Imagem ilustrativa: Uma ilustração francesa de 1806 mostra Napoleão Bonaparte emancipando os judeus.

No livro “A questão judaica”, Marx procura, dentre outras questões, criticar: (a) a noção de direitos civis (humanos) como separada do indivíduo que vive na sociedade; (b) a emancipação puramente política, que transforma a vida política em um simples meio a serviço da vida na sociedade civil, transformando o Estado político em uma esfera celestial ou imaginária; e (c) a própria sociedade civil enquanto esfera do egoísmo, de um mundo de indivíduos isolados (atomizados), com interesses particulares.

Imagem ilustrativa. Judeus e o movimento pelos direitos civis dos negros nos EUA.
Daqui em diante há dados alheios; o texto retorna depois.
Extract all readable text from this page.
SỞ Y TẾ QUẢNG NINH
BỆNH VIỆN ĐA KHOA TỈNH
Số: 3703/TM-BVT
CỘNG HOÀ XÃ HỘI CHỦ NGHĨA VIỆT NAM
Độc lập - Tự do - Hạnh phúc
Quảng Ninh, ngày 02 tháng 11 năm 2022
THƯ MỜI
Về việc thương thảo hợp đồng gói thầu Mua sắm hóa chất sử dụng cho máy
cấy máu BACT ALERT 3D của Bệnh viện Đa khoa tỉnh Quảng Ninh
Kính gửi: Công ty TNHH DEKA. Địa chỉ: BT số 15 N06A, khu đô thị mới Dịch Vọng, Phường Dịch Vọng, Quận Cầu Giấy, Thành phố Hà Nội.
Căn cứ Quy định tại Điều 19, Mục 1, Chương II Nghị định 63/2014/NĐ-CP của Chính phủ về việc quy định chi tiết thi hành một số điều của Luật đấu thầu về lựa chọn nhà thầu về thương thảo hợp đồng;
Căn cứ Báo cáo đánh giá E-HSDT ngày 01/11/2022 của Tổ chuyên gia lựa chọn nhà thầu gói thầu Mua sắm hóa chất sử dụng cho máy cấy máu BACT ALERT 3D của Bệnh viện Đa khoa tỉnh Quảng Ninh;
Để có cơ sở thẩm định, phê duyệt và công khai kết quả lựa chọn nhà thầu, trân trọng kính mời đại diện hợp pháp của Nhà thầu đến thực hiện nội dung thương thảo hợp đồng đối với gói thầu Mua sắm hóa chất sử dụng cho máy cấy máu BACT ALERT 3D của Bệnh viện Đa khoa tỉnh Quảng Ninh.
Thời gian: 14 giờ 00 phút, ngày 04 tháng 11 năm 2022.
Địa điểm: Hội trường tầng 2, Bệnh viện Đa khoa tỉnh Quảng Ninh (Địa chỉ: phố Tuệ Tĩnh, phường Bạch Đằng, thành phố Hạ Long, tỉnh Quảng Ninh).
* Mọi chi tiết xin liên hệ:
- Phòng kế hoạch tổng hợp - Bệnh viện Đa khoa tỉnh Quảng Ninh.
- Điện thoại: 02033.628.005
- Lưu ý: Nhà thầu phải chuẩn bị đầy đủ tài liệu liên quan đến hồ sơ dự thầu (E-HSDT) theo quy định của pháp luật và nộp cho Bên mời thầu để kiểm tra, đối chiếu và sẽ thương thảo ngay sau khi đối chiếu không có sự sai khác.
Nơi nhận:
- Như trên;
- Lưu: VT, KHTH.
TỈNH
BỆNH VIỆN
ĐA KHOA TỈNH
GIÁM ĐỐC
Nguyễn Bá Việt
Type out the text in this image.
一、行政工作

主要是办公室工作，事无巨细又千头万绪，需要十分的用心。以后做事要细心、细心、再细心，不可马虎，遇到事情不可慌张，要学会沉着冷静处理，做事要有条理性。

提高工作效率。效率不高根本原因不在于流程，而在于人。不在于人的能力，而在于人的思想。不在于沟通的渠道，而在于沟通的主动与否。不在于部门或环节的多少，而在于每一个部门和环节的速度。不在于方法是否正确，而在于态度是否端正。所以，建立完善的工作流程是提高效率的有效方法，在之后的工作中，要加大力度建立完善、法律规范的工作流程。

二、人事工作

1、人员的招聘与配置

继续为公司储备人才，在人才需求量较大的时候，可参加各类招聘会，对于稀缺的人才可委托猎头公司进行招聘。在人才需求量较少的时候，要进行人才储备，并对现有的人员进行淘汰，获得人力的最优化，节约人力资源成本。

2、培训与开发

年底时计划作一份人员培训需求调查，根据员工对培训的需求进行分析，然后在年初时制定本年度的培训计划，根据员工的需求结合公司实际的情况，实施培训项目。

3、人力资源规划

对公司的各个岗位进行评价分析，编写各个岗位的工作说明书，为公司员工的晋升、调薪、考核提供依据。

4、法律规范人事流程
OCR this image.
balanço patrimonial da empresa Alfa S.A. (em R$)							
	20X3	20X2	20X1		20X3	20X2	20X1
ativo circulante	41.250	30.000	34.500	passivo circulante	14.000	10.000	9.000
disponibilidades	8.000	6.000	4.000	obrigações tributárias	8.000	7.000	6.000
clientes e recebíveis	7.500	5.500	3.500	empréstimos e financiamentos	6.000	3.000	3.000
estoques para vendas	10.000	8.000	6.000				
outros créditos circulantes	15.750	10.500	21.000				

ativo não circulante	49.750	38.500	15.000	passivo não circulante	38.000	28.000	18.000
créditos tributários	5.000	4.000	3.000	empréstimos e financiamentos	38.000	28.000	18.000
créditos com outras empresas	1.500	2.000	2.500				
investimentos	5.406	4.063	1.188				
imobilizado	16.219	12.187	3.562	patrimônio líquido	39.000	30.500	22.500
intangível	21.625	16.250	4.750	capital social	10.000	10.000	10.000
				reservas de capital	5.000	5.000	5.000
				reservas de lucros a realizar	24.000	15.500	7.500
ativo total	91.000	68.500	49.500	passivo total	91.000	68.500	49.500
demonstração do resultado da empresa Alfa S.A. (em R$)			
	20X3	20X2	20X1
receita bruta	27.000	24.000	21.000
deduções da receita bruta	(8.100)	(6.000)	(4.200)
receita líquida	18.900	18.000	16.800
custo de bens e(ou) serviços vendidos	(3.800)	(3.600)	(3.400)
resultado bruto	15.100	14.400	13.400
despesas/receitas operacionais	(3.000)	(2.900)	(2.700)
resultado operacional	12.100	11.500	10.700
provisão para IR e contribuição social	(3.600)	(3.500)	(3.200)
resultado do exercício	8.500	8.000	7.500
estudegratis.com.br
O post da semana sobre “A questão judaica” chamado A Questão Judaica, a Emancipação Humana, a Bancada Evangélica e a Disputa do Poder Político fez o seguinte comentário em aberto: “existem outras questões derivadas do objeto emancipação política versus emancipação  humana. Ainda nessa semana escrevo a respeito”. Então, vamos lá?
Lembrando: o livro “A questão judaica” ratifica a crítica marxista da separação sociedade civil versus Estado, que é encontrado no livro “Crítica da filosofia do direito de Hegel”, que Marx nos diz – “a sociedade civil, por sua separação da sociedade política, se tornará outra” (1).
Isso significa que a atividade profissional se separou do Estado ou da atividade política, e que essa separação do sistema econômico e do estado é a característica primeira do Estado moderno. Em suma, o sistema econômico, o sistema das atividades profissionais, está distante (alienado) da política.
E mais: a crítica da política foi utilizada por Marx à crítica religiosa, seja porque no caso da “A questão judaica” ele poderia fazer contraponto ao Bruno Bauer e tratar da questão que na época estava “bombando”, a saber, os direitos civis dos judeus negados pelo Estado prussiano.
Ou seja, pela comparação, Marx estabeleceu um paralelo entre o lado ilusório, alienado, das representações religiosas e o caráter aéreo, abstrato, etéreo da vida política do cidadão. Nas palavras dele: “a vida política do cidadão é a região etérea da vida civil” (1), é uma falsa aparência em que o ser humano real adquire a ilusão de uma participação na coletividade, participação esta que ele não exerce na vida real, que é a vida econômica. Temos a distinção da emancipação política da emancipação humana.
É assim que o livro joga para um segundo plano o tema da emancipação política, defendendo em primeiro plano a emancipação humana. Então, os direitos civis (humanos) não são importantes?
Penso que Marx apenas quer colocar, ou reconhecer, o devido grau de importância dos direitos civis/humanos (emancipação política), isto é, creio que Marx considerava um avanço social a conquista dos direitos civis pelos judeus. Mas para ele a questão era outra: a luta pelos direitos civis é importante e necessária, mas não suficiente para resolver a estrutural alienação humana. Logo, a noção de direitos civis não é desprezada por Marx, mas ele repudia a noção inerente dos chamados “direitos civis” que trazem a particularidade dos seres humanos, o ser egoísta, atomizado, centrado em si mesmo em plenitude do individualismo.
A necessidade da emancipação humana esbarra na existência do Estado político enquanto órgão ainda visto como separado da sociedade civil. Esse Estado continua sendo uma esfera celestial, que posteriormente no “Marx maduro” será a representação de uma classe.
Também será nessa “fase do Marx maduro” que ele apontará para a revolução, que passa pela expulsão de uma classe possuidora e sua substituição por outra. A classe que irá fazer isso é a classe trabalhadora. E trabalhador não significará mais ser membro de uma classe particular (na sociedade civil e cidadão no Estado – esfera política), mas simplesmente todos os seres humanos que contribuem para produzir e manter vida social. O agir na esfera da produção é igual ao agir na esfera política, afinal “a associação enquanto tal é ela mesma o verdadeiro conteúdo e o verdadeiro fim, e a destinação dos indivíduos é de levar uma vida coletiva” (citando Hegel -1).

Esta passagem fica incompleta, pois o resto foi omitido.